Le propos destiné au bon peuple Manosquin est simple, certes résumé avec ma subjectivité naturelle... :
1. Je vous ai compris (formule à propos de laquelle d'aucun en local en ont encore des bourdonnements désagréables dans les oreilles),
2. Je suis de tout coeur avec vous (bonne nouvelle, dont acte),
3. Les dispositions matérielles sont prises pour pouvoir le cas échéant intégrer un service de réanimation ( très bonne nouvelle)
4. Mais je peux pas grand chose pour vous .. c'est l'Agence Regionale d'Hospitalisation (ARH PACA) qui décide.....effectivement :
"Art L. 6122-1 : Sont soumis à l'autorisation de l'agence régionale de l'hospitalisation les projets relatifs à la création de tout établissement de santé, la création, la conversion et le regroupement des activités de soins, y compris sous la forme d'alternatives à l'hospitalisation, et l'installation des équipements matériels lourds.

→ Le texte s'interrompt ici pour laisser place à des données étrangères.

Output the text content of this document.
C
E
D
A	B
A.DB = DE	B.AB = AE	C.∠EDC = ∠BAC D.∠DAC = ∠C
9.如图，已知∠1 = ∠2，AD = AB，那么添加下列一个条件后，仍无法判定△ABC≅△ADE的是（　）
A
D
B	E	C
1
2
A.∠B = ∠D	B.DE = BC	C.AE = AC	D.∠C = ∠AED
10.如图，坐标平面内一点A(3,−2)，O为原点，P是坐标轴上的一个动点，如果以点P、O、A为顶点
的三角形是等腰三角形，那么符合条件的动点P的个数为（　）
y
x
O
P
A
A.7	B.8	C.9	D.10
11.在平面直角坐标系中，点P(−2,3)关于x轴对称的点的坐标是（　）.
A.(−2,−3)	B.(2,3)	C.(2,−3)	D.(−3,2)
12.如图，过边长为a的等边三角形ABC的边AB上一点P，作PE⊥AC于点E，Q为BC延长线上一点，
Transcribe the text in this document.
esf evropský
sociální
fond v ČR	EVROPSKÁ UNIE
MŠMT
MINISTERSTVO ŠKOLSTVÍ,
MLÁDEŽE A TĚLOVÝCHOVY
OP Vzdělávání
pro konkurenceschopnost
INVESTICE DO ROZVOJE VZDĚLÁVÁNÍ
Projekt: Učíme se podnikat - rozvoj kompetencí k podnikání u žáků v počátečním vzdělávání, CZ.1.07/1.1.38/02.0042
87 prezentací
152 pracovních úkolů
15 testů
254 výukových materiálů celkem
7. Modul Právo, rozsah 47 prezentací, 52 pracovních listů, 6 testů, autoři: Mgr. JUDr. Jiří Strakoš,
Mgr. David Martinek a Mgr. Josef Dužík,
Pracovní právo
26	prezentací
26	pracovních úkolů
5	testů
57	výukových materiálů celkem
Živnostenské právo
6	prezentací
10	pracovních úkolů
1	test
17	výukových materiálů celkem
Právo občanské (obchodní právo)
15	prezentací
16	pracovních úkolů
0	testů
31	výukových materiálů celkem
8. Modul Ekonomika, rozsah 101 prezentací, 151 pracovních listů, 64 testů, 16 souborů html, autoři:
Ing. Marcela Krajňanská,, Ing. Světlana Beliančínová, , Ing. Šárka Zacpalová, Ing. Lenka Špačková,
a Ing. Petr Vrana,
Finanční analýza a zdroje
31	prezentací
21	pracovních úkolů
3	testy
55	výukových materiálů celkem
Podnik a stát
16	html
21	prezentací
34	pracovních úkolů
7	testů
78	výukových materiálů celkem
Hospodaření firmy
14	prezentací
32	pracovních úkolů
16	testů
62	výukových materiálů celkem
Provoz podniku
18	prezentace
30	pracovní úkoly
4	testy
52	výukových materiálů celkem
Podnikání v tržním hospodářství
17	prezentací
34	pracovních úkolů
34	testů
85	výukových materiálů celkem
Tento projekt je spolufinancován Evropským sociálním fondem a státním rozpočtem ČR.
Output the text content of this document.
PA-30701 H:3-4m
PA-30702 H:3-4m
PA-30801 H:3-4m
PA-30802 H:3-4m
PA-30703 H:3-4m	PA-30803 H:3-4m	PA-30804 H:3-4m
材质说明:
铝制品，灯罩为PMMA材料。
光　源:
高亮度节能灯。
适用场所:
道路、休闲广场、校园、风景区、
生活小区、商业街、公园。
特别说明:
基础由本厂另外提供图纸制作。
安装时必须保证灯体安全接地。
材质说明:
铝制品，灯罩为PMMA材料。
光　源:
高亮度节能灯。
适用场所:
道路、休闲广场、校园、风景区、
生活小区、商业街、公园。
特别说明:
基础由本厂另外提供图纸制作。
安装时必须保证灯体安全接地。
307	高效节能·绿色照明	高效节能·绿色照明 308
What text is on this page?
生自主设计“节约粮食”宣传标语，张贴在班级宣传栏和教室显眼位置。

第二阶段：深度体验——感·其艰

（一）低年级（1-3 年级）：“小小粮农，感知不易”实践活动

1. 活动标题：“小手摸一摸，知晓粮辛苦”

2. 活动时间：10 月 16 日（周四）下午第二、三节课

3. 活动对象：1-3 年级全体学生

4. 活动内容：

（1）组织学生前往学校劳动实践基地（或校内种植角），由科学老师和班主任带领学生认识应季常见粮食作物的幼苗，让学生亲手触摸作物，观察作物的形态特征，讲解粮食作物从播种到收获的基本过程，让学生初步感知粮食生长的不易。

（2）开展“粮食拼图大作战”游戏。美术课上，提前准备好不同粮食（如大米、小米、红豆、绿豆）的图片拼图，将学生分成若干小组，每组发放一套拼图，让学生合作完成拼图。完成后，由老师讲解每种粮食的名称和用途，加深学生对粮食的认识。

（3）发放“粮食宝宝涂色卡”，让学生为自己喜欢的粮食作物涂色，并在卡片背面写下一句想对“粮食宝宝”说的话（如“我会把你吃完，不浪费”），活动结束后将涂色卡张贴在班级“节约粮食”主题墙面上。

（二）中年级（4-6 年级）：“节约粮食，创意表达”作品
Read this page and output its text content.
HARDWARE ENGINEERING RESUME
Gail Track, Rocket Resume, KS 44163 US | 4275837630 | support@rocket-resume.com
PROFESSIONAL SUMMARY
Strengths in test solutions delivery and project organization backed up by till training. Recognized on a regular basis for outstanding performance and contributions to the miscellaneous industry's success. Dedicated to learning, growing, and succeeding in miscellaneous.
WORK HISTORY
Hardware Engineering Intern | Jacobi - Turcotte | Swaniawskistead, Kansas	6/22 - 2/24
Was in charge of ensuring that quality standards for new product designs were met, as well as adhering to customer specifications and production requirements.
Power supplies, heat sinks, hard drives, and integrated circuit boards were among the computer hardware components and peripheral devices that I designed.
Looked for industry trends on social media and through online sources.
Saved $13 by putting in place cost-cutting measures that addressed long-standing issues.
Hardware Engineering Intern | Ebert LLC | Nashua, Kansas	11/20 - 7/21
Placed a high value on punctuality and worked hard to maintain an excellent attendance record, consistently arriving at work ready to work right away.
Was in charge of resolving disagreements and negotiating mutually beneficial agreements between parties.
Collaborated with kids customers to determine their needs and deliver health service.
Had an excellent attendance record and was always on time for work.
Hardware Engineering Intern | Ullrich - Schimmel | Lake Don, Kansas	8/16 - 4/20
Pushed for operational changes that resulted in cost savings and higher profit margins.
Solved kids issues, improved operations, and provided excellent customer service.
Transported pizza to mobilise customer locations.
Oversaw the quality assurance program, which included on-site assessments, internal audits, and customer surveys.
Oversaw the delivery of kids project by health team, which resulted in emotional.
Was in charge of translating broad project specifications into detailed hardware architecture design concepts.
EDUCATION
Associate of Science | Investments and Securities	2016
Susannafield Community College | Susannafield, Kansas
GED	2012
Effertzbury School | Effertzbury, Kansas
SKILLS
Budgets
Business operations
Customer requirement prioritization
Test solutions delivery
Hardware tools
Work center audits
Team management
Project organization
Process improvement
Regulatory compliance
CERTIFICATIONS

La liste des activités de soins et des équipements matériels lourds soumis à autorisation est fixée par décret en Conseil d'Etat."
Je ne doute en aucun cas de la sincérité du Directeur de l'hôpital actuel appuyé par le Président du Conseil d'Administration, par ailleurs Maire de Manosque, Bernard Jeanmet Peralta.
Encore faudrait que pour la parfaite information du bon peuple Manosquin, que conformément aux dispositions de l'article D.6114-6 du code de la Santé Publique et à la legislation sur la communication des documents administratifs, ces deux personnages rendent public "le contrat pluriannuel d'objectifs et de moyens " signé avec l'Agence Régionale d'Hospitalisation ( l'ARH) qui est partie pour jouer le rôle du grand méchant loup qui en nous privant de réanimation en veut aux chaperons rouges Manosquins !!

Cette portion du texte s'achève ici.